Храмы я не любила никогда. Они пугали меня суровостью серых каменных стен и тяжёлыми мрачными сводами. Всегда подозревала, что колонны когда-нибудь не выдержат и потолок упадёт на головы тех, кто так беспечно не замечает опасности. К счастью, лаборатории размещались в пристройках, связанных с самим храмом длинными коридорами. Эти помещения имели округлую форму, в отличие от храма, похожего на прямоугольный столб, и напоминали лепестки цветка. Отец пригласил меня в один из этих лепестков.
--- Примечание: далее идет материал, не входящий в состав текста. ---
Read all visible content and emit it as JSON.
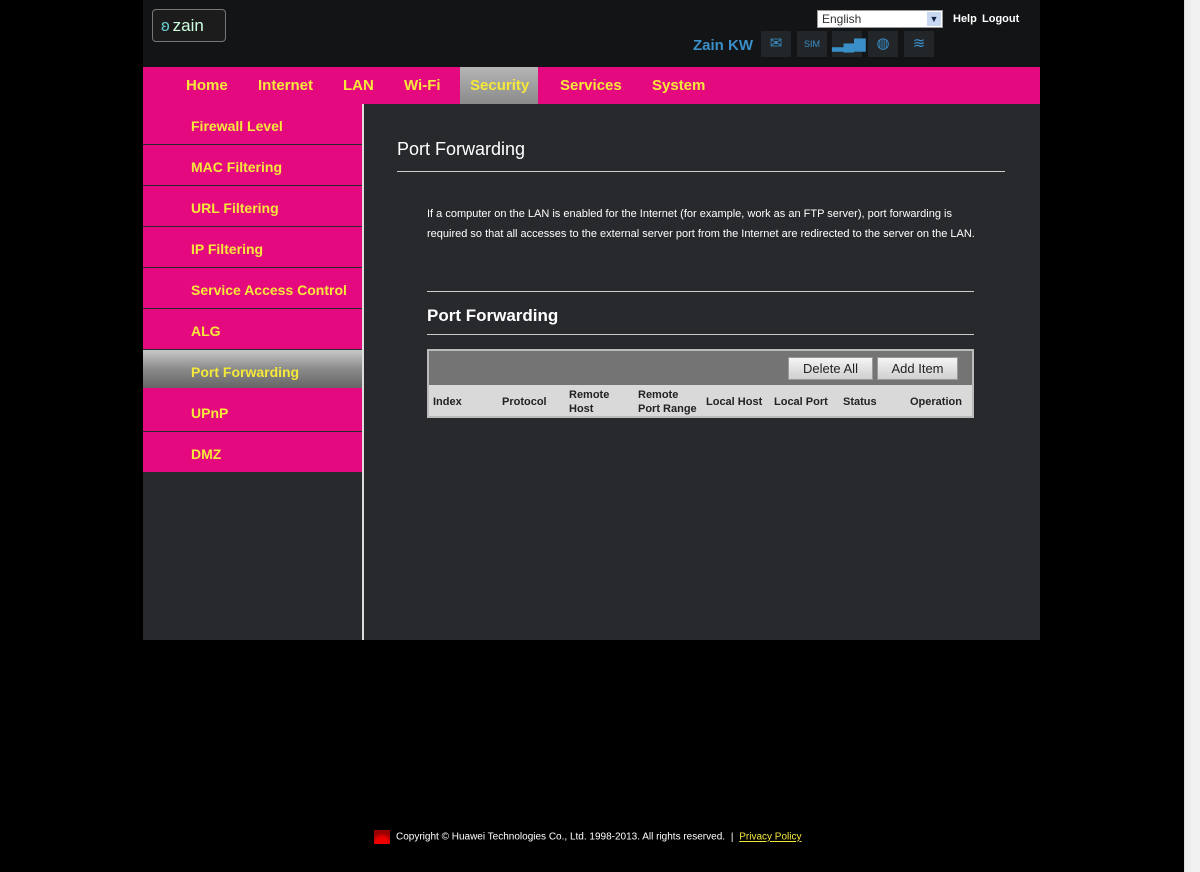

В прихожей он потребовал поклясться в хранении тайн. Я традиционно приложила правую руку к сердцу. Далее он просил подождать. Они с мамой облачились в белые халаты и прошли в следующее помещение, захлопнув железную дверь у меня перед носом. В комнате, где мне приходилось терпеливо сидеть, было много книг. Я честно боролась с любопытством какое-то время. Потом всё же взяла одну с ближайшей полки. Прочесть я ничего не успела, только взглянула на иллюстрацию, на которой были изображены части человеческого тела. Картинка была довольно неприятной. Я не понимала, зачем нужно расчленять мертвеца и после запечатлевать на бумаге этот зловещий натюрморт. До сегодняшнего дня моё образование не касалось подобных отраслей науки, хотя поверхностное знакомство с устройством человеческого тела имело место на занятиях. Мудрецы истово охраняли от не посвящённых свои исследования. Лишь Академия открывала двери, позволяя войти в круг избранных.